Fear Less

In Jan Frazier’s book When Fear Falls Away, she describes a sudden falling away of fear, just before having a repeat mammogram. The subsequent awakening she experienced changed her life. It is something we all dream of: to live with unshakable trust in the universe. I believe that we are now entering a period in the Earth’s evolution in which that is possible, not just for yogis or shamans, but for every person on the planet. Individual processes may not be as instantaneous as Jan Frazier’s, but I think the ultimate experience of trust in something greater will be very similar. I believe this because I feel it happening to me.

Recently, after intentionally stepping away from external busyness in the “real” world (see blog post “Unplugged and Reconnected”), I found that a door opened within me through which life poured through in boundless exuberance. The perfect books and spiritual workshops presented themselves to me with free-flowing synchronicity. In addition to these, the time that I sat alone in silent meditation and contemplation in my backyard was deeply transformative. I spent hours there each day, sometimes working in my garden, sometimes meditating, sometimes just breathing in the beauty all around me—the flowers, the trees, the sky, the clouds, the birds. A tiger swallowtail butterfly floating into the yard would make my heart catch in my throat at the miracle of its very existence. A single ray of sun penetrating the dense green shrubbery to form a patch of shimmering golden light on the grass would fill my eyes with tears. It was if I were absorbing the magnificence of the world through my very pores.

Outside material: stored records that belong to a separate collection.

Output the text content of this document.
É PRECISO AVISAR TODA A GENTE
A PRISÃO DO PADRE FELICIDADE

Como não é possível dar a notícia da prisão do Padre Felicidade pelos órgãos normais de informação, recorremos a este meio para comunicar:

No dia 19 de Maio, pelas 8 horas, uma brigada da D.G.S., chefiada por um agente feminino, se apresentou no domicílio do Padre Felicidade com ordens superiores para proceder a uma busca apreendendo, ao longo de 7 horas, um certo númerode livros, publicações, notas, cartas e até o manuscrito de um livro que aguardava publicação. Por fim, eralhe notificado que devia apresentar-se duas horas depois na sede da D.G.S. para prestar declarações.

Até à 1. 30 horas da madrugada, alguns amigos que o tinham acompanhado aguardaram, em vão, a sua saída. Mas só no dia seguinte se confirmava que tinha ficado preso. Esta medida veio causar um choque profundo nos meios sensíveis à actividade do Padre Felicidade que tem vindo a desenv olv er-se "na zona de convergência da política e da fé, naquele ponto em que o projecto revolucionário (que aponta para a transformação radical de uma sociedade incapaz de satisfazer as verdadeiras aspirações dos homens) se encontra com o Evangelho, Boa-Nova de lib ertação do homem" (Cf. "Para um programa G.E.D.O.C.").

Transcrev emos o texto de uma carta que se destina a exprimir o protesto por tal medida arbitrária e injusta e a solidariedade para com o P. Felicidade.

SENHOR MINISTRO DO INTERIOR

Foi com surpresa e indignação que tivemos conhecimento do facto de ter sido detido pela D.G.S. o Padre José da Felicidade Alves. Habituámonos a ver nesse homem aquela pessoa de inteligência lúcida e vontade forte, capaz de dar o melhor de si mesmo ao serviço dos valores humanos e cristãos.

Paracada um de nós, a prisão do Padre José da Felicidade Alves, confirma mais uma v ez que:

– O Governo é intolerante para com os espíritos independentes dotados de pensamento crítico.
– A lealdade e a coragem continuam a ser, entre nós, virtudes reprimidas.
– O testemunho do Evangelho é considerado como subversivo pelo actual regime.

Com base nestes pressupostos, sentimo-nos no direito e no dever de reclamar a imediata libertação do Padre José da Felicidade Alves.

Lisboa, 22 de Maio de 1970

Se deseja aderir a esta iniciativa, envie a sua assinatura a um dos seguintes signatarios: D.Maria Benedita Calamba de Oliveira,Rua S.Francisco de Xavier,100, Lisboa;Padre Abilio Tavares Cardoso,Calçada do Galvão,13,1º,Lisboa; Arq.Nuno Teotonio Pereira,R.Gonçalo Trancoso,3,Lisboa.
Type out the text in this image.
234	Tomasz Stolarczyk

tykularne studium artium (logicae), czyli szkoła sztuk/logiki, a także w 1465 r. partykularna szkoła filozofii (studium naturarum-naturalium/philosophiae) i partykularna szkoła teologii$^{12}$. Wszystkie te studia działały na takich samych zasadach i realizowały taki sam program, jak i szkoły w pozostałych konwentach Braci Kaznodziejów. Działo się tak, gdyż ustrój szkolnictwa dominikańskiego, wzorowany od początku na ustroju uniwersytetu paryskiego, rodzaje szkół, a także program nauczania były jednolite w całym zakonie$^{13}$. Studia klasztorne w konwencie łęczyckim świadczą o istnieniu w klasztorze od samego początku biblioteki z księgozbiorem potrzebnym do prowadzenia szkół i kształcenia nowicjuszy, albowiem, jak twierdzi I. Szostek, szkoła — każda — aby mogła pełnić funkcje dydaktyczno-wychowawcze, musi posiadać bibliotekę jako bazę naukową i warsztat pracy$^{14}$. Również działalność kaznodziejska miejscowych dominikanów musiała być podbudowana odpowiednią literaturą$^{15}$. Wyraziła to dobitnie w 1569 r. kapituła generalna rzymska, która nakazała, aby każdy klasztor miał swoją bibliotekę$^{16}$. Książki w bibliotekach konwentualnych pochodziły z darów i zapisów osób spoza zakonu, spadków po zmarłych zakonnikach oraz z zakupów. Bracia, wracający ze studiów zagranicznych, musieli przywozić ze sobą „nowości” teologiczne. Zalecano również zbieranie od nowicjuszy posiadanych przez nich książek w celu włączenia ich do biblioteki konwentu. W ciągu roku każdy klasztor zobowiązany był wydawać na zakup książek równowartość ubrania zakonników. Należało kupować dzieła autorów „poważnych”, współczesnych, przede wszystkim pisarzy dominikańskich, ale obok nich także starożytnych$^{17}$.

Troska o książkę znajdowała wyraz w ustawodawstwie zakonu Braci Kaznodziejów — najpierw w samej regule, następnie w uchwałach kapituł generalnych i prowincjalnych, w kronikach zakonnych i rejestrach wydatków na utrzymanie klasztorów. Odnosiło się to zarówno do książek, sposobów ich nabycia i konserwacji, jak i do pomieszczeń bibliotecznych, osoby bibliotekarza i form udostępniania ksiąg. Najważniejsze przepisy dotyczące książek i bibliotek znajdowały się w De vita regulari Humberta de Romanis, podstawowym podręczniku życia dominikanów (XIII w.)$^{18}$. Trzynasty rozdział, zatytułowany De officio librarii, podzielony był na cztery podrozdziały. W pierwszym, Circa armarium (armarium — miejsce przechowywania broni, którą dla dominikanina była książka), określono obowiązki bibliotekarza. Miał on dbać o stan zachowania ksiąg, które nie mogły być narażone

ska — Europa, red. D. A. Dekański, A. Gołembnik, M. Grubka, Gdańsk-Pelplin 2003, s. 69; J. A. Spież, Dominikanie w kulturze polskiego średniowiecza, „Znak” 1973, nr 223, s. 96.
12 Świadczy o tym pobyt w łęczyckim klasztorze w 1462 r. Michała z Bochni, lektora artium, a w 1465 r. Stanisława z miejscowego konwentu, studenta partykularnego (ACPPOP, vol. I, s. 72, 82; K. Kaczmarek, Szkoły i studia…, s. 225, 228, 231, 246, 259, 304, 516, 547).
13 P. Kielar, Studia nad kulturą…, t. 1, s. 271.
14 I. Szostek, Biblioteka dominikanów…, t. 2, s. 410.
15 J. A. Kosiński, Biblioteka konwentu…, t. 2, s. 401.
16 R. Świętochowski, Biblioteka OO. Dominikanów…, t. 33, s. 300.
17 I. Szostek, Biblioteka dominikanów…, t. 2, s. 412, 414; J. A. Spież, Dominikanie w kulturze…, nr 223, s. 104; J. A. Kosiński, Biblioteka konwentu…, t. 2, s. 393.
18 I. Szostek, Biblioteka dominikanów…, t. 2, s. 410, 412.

Gradually, as these magic moments continued, a deep loving connection to something larger than my own life became my prevailing experience. I have had such moments frequently in recent years, but something new was beginning to shift within me now. The connection to Source or Spirit was less fleeting, more a part of me. As the external world continued to be rocked by the changes inherent in 2012 and the Great Shift, I found that, within me, everything that was not trust in the presence of Spirit in all things began to dissolve. Old rigid ways of perceiving the world fell away. As did fear. I was not completely fearless (impossible—I am human), but I feared less.

Months later, after continued inner journeying on my own and at various spiritual gatherings, I find that this opening/shedding process has continued. I am no longer run by fear. Instead, at any given moment, I can connect to a spacious silent place within where peace and a trusting calm exist (see previous post “Infinity”). And I truly believe that now is the time when we all can find that inner space and open our hearts to a greater trust, a greater love.

 

Unplugged and Reconnected

Not long ago, I decided to unplug myself from technology for a month. I took a mini-sabbatical from computers (including all email and editorial work), TV, and radio (I don’t own a cell phone). It was with a huge sigh of relief that I did this. My days had begun to be filled with such constant busyness that even finding time to meditate or take long walks seemed difficult. When I stopped sitting for hours in front of the computer, my life opened up all around me.

At the same time that I closed the technology door, I opened another door—to the natural world outdoors and the world of spirit present everywhere. Outside in my backyard, I gardened, read, meditated, or just gazed at passing clouds in the sky or the sun on the flowers in my garden. I often felt transported to another dimension where only infinite variations of light were real. Life seemed as fragile and precious as a flower petal or an inhaled breath. There were moments when all I felt was gratitude for the gift of being alive.

In my journal I wrote: “We have this one lifetime to live in a human body, to look through human eyes and see the beauty of the world. I just want to drink in the wonders all around me, to feel in my heart each exquisite detail of flower, leaf, and cloud. I could look at the sky forever and never come to the end of its magnificence. Every bird and butterfly and bee is a tiny miracle. In the swirling center of each flower is a sacred universe. I am so blessed to have this life on Earth. I don’t want to miss a thing. I don’t want to lose a second looking at a computer or TV when the world and all its breathtaking beauty is just outside the door.”

Along with the wonder and awe came a deep connection to the living spirit that existed in the natural world all around me. The spirit within me embraced the spirit everywhere outside of me, and I stepped into a profound experience of oneness that expanded with each passing day. I found that within each exquisite detail of the universe that I perceived with my physical eyes was an invisible thread that led to the infinite Source of all things. William Blake described this perfectly: “To See a World in a Grain of Sand/And a Heaven in a Wildflower/Hold Infinity in the palm of your hand/And Eternity in an hour.”

So did I renounce all technology for the rest of my life after discovering “God in the details”? No, of course not. We live in a human world that has manifested global communication via the Internet. If it doesn’t overtake your life, it can be a wonderful vehicle for experiencing worldwide interconnections. The key is balance, as in all things. I still check my email, visit favorite websites, and even listen to spiritual webcasts, but I’m now more in touch with when it’s time to turn off the computer and walk out the door into nature’s paradise.